If there is a cultural injunction against modifications to stop instruction from other people, you might get into the equivalent of edit wars. Where instruction from each group continually overrides the programming given by the other grpup, on whether the wearing of white is acceptable after labour day.

This is not ideal! Rapidly changing moral mores could make the world very hard to navigate for people. We may want a slower process  more akin to how laws are currently made. And we probably want people augmented with AGI so that they can have some hope of getting their preferences integrated with the laws.

The last potential problem is monopolies. Literal ones. Each program can be seen as occupying an ecological niche in the larger system. A niche that is monopolised by a good enough program will be unlikely to have new programs introduced into it and do well. In a mature system new programs will  be unlikely to be able to compete against the experienced programs with established relationships to other programs.

However if new AGIs are being made (and are associated with new people, to avoid stale thought patterns), then programs that represent entirely novel solutions to problems can gain experience and evolve in their own ways. As there is benefit to sharing programs around, the new programs might be able to spread to the older systems, once they have established themselves in a niche and proven their worth.

Conclusion

Different philosophies of alignment imply different difficulties for collective AGIs. It is worth examining the nuts and bolts of your preferred philosophy of alignment so that you can see the practicalities of collective AGIs in that philosophy. They may suggest further work necessary, above and beyond, work on individually aligned AGIs or a preference for individually focused AGIs and seeking to solve co-ordination problems through non-AGI means.

For program alignment, Collective AIs might spawn large scale value conflicts as different human values seek to become dominant inside the collective as the mechanics of program alignment is path dependent and somewhat zero sum.  Giving individuals AIs or having small collectives may alleviate this problem some what, but require other co-ordination mechanisms as mentioned above.

Collective AIs are not a magical panacea. We should think more at this time, about what we are likely to want so we can prepare properly. We should not settle too quickly on any particular solution.

New Comment
2 comments, sorted by Click to highlight new comments since:

One possibility I like for addressing issues of collective alignment is to consider ways to establish equilibria where we can see gains from trade through compromise.

He seems pretty down on democracy.

"Our social intuitions about fairness and democracy posit that everyone deserves an equal say in the final outcome. Unfortunately for these intuitions, compromise bargains are necessarily weighted by power -- "might makes right.""

It seems that people could decide to make a meta-compromise and not try to get things weighted via power, understanding that power is often distributed via luck and that they or their beliefs might be in the position of not having power in the future.

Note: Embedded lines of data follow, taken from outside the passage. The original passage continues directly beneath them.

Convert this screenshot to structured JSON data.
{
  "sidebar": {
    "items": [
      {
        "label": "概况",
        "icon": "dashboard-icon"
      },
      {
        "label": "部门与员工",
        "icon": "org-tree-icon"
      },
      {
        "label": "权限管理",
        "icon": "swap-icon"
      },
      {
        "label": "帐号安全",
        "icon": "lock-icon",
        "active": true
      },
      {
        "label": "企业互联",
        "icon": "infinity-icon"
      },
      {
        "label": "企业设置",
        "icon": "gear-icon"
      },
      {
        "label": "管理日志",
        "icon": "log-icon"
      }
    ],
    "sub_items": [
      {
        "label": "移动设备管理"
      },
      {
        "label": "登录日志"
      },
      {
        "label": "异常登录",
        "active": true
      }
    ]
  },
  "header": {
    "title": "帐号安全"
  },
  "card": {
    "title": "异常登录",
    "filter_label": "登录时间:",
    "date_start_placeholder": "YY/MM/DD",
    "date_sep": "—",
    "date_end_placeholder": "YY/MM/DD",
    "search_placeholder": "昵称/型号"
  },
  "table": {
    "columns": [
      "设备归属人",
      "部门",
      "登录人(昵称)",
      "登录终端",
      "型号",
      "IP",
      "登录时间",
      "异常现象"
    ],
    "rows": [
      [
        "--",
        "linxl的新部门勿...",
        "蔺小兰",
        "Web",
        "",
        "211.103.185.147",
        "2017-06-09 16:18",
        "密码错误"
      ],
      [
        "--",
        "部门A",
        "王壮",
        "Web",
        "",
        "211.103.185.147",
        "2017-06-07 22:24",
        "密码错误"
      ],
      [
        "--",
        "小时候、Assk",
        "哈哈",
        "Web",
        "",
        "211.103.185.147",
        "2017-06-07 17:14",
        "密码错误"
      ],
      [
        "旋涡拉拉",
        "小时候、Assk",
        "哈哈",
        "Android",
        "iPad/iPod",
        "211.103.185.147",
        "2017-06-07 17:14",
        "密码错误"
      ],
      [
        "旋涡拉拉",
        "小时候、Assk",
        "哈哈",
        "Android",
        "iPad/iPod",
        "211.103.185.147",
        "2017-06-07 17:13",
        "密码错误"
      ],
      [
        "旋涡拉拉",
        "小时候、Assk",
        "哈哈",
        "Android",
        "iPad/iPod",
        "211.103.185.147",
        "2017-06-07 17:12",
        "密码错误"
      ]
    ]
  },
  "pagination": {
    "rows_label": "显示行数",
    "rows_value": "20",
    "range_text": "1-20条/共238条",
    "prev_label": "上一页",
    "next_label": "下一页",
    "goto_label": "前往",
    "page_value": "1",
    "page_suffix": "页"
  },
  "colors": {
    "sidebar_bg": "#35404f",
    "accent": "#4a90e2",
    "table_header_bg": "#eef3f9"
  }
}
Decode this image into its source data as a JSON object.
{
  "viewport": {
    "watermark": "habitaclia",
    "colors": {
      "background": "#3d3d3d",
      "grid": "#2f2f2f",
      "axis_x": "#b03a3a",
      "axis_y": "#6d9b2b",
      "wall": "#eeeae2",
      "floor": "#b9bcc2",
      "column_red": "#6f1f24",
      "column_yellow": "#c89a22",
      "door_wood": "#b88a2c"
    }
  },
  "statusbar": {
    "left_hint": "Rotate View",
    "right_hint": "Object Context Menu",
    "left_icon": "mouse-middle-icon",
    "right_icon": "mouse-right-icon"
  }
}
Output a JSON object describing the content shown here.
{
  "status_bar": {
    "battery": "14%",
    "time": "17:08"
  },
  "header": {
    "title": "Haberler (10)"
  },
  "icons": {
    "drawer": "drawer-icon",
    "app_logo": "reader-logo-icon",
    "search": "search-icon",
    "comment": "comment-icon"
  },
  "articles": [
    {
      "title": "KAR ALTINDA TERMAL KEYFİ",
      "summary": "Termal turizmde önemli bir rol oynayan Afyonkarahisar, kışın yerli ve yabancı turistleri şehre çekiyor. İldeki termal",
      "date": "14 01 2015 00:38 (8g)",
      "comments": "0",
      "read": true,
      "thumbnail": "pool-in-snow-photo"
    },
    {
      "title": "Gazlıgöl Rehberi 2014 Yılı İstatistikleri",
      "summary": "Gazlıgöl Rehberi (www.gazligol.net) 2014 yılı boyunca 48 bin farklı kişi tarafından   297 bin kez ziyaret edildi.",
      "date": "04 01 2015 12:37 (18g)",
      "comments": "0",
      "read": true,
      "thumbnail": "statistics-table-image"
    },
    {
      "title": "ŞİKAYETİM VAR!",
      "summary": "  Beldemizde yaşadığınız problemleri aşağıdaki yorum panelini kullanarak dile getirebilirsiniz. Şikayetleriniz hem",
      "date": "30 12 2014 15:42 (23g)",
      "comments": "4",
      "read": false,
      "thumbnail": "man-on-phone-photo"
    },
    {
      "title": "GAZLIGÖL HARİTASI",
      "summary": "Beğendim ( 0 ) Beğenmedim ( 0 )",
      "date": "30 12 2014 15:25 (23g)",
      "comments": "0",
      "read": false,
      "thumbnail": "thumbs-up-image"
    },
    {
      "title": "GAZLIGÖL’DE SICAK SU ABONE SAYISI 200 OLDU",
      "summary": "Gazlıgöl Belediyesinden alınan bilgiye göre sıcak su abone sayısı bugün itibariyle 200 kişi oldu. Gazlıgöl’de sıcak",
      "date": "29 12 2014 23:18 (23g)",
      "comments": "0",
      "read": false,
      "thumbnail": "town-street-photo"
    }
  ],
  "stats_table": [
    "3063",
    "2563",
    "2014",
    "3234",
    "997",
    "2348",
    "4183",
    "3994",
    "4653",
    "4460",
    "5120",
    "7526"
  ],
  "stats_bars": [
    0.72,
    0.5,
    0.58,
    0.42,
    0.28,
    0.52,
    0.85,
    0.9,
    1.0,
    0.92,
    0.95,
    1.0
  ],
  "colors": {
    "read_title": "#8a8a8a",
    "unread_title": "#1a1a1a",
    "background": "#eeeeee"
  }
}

They could decide to weight via people and only compromise with people that weight via people, to improve the long term likelihood that some of their values persist over time.

This seems to be what democracy does for you or is supposed to do for you, when it works.

Even if democracy is not the best possible system for compromise, it seems important to work within it to maintain the norm of "respecting the current compromise system". Normalising the subvertion or ignoring of our current compromise system seems like a very bad norm to create for a peaceful or pleasant future.

Also I don't think power is a scalar, or a hard thing. It is a convenient fiction we all chose to believe in, that can go up in smoke in an instant.